Tai Leon M, Youmans Katherine L, Jungbauer Lisa, Yu Chunjiang, Ladu Mary Jo
Department of Anatomy and Cell Biology, University of Illinois at Chicago, Chicago, IL 60612, USA.
Int J Alzheimers Dis. 2011;2011:810981. doi: 10.4061/2011/810981. Epub 2011 Oct 19.
Apolipoprotein E (apoE) and apoE/amyloid-β (Aβ) transgenic (Tg) mouse models are critical to understanding apoE-isoform effects on Alzheimer's disease risk. Compared to wild type, apoE(-/-) mice exhibit neuronal deficits, similar to apoE4-Tg compared to apoE3-Tg mice, providing a model for Aβ-independent apoE effects on neurodegeneration. To determine the effects of apoE on Aβ-induced neuropathology, apoE(-/-) mice were crossed with Aβ-Tg mice, resulting in a significant delay in plaque deposition. Surprisingly, crossing human-apoE-Tg mice with apoE(-/-)/Aβ-Tg mice further delayed plaque deposition, which eventually developed in apoE4/Aβ-Tg mice prior to apoE3/Aβ-Tg. One approach to address hAPOE-induced temporal delay in Aβ pathology is an additional insult, like head injury. Another is crossing human-apoE-Tg mice with Aβ-Tg mice that have rapid-onset Aβ pathology. For example, because 5xFAD mice develop plaques by 2 months, the prediction is that human-apoE/5xFAD-Tg mice develop plaques around 6 months and 12 months before other human-apoE/Aβ-Tg mice. Thus, tractable models for human-apoE/Aβ-Tg mice continue to evolve.

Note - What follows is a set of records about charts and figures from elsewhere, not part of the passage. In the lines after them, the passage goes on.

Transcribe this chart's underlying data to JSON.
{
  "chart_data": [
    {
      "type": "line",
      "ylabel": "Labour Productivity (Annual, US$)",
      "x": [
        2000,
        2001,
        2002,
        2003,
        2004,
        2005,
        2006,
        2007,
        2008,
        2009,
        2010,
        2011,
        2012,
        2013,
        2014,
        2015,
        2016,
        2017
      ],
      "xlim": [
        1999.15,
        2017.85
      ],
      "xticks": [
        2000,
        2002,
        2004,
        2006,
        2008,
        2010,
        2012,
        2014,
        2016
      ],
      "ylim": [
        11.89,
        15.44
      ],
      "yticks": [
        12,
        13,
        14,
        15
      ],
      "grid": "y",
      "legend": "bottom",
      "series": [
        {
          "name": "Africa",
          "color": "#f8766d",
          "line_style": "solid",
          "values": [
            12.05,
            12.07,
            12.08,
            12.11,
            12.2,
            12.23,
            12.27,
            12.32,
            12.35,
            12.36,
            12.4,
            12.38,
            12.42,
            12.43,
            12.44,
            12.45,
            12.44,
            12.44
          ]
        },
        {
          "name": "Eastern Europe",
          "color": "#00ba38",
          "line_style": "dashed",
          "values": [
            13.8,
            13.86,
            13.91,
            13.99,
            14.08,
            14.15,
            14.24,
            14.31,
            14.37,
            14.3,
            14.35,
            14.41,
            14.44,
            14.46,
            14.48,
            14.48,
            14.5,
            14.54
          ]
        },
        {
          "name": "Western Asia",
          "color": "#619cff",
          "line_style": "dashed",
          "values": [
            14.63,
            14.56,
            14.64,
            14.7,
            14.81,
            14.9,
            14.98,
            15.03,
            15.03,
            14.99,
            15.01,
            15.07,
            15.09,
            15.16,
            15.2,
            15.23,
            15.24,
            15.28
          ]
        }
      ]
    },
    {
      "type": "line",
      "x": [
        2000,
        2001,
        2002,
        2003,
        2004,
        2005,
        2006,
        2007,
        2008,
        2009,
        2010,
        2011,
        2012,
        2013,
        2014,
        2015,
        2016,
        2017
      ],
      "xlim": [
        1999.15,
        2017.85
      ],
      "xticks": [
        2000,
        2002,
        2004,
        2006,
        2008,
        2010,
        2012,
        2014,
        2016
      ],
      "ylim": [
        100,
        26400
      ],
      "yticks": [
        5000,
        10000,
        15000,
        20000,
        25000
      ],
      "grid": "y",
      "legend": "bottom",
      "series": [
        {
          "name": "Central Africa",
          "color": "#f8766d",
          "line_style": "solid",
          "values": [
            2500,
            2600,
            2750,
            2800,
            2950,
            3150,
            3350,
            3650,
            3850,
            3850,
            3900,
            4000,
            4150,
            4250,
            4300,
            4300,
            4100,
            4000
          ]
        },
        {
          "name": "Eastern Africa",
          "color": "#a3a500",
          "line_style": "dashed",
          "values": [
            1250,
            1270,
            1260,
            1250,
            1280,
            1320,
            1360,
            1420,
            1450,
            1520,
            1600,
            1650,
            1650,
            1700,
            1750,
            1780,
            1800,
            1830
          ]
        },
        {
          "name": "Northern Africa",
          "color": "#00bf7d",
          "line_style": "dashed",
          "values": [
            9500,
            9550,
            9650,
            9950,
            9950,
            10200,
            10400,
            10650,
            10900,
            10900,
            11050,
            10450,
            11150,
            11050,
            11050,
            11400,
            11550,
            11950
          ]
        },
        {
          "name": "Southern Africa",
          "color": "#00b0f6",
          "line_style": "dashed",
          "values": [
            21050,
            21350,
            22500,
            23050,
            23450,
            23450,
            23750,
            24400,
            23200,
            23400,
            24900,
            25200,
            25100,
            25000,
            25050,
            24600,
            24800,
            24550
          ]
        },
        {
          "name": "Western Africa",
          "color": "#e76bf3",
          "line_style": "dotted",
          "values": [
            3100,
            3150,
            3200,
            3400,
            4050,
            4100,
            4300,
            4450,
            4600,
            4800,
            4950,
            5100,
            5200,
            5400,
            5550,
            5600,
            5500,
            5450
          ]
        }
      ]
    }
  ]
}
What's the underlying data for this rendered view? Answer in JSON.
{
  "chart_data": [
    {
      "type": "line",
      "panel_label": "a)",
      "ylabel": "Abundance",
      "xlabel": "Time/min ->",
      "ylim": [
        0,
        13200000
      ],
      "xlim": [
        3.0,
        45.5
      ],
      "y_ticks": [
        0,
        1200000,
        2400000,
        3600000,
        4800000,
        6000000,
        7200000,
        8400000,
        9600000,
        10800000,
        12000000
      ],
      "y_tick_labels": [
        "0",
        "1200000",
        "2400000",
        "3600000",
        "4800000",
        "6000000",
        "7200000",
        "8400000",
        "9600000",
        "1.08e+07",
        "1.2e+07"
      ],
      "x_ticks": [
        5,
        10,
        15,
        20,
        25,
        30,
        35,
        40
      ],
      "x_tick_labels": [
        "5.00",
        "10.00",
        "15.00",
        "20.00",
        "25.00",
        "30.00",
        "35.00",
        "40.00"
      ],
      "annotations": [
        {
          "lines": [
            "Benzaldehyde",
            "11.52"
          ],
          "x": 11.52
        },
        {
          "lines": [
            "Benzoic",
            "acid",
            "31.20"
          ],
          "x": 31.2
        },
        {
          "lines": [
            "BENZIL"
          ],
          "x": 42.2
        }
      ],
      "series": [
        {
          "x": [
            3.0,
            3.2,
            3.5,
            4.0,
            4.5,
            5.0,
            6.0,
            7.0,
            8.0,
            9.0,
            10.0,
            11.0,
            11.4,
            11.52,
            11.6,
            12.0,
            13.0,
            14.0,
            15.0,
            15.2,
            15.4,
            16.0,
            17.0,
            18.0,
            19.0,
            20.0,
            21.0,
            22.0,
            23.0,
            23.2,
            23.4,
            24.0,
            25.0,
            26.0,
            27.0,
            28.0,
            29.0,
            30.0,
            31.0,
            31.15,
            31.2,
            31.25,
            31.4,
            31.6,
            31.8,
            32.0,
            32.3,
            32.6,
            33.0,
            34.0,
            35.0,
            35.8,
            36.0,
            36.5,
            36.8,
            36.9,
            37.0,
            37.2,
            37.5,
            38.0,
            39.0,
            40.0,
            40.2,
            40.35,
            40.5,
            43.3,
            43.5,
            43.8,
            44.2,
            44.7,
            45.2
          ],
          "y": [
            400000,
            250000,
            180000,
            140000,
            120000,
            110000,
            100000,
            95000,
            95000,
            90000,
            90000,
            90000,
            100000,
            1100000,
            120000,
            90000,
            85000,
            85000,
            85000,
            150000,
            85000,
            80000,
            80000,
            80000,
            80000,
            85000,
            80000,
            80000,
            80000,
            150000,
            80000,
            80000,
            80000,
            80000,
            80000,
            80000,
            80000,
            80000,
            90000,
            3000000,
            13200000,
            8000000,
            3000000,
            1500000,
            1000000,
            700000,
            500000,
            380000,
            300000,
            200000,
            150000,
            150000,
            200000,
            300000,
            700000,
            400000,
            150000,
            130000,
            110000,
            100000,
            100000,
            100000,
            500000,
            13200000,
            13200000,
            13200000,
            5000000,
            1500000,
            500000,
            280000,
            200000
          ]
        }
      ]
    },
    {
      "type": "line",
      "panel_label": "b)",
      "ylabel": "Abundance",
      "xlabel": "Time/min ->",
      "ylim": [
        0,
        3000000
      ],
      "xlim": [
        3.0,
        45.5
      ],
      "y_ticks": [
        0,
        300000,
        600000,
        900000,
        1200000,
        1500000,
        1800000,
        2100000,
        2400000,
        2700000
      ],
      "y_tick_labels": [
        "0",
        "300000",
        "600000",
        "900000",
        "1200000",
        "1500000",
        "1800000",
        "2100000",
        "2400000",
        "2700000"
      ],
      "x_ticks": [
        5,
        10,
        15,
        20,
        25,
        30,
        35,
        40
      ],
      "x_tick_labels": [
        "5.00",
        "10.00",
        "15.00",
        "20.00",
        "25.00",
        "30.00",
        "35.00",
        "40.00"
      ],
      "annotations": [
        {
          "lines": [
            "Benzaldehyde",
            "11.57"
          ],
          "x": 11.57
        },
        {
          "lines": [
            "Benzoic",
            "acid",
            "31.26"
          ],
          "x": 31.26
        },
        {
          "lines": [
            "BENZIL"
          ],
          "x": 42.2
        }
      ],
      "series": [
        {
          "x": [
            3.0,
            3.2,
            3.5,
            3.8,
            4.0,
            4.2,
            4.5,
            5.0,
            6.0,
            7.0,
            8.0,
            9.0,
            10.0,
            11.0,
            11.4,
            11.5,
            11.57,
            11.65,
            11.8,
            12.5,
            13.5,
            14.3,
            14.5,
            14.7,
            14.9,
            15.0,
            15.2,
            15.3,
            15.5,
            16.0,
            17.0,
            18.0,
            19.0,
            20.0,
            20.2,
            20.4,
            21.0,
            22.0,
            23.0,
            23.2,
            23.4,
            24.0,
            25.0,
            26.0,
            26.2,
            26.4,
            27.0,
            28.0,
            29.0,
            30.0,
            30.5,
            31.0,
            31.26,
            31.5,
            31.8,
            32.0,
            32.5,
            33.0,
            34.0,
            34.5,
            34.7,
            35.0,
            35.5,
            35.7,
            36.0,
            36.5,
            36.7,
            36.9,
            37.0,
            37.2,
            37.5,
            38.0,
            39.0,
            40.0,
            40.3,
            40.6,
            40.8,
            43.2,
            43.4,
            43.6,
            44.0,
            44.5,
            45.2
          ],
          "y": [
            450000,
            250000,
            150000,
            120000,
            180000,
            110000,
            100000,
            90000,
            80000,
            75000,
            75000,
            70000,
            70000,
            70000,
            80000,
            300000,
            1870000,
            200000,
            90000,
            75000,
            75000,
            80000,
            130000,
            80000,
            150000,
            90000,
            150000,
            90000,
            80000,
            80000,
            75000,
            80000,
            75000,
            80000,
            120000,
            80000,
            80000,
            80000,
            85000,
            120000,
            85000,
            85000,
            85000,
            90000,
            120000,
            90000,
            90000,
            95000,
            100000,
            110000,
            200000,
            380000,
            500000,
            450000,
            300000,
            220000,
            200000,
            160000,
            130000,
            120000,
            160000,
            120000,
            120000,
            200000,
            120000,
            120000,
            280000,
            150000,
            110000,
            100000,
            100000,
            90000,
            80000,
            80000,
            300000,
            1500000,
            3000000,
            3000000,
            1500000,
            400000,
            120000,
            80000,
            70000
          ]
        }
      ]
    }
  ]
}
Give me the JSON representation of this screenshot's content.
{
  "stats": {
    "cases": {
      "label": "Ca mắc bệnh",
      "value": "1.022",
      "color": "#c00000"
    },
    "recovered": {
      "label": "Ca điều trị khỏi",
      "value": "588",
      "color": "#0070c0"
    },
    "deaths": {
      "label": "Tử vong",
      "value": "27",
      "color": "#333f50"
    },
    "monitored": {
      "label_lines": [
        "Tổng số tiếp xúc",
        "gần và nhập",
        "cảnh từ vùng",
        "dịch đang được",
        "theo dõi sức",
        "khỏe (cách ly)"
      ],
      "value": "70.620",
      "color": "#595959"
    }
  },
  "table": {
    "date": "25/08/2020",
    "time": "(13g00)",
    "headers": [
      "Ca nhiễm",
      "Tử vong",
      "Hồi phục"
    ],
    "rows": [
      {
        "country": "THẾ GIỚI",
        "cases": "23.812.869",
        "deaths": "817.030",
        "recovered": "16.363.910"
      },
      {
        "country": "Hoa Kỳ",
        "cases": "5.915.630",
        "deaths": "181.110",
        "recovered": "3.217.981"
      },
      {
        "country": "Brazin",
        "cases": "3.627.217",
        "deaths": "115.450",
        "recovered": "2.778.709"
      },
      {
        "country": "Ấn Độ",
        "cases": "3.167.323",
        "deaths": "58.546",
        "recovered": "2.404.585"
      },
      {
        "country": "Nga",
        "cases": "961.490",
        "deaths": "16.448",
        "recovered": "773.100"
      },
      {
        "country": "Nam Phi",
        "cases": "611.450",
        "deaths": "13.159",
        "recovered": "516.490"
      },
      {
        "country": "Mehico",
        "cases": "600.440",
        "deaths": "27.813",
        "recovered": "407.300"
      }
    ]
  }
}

载脂蛋白E(apoE)和apoE/淀粉样β蛋白(Aβ)转基因(Tg)小鼠模型对于理解apoE异构体对阿尔茨海默病风险的影响至关重要。与野生型相比,apoE基因敲除(-/-)小鼠表现出神经元缺陷,类似于apoE4转基因小鼠与apoE3转基因小鼠相比的情况,这为不依赖Aβ的apoE对神经退行性变的影响提供了一个模型。为了确定apoE对Aβ诱导的神经病理学的影响,将apoE(-/-)小鼠与Aβ转基因小鼠杂交,导致斑块沉积显著延迟。令人惊讶的是,将人apoE转基因小鼠与apoE(-/-)/Aβ转基因小鼠杂交进一步延迟了斑块沉积,最终在apoE4/Aβ转基因小鼠中比apoE3/Aβ转基因小鼠更早出现斑块沉积。解决人载脂蛋白E(hAPOE)诱导的Aβ病理学时间延迟的一种方法是额外的损伤,如头部损伤。另一种方法是将人apoE转基因小鼠与具有快速发病Aβ病理学的Aβ转基因小鼠杂交。例如,由于5xFAD小鼠在2个月时形成斑块,预计人apoE/5xFAD转基因小鼠在其他人类apoE/Aβ转基因小鼠之前约6个月和12个月形成斑块。因此,人apoE/Aβ转基因小鼠的易处理模型仍在不断发展。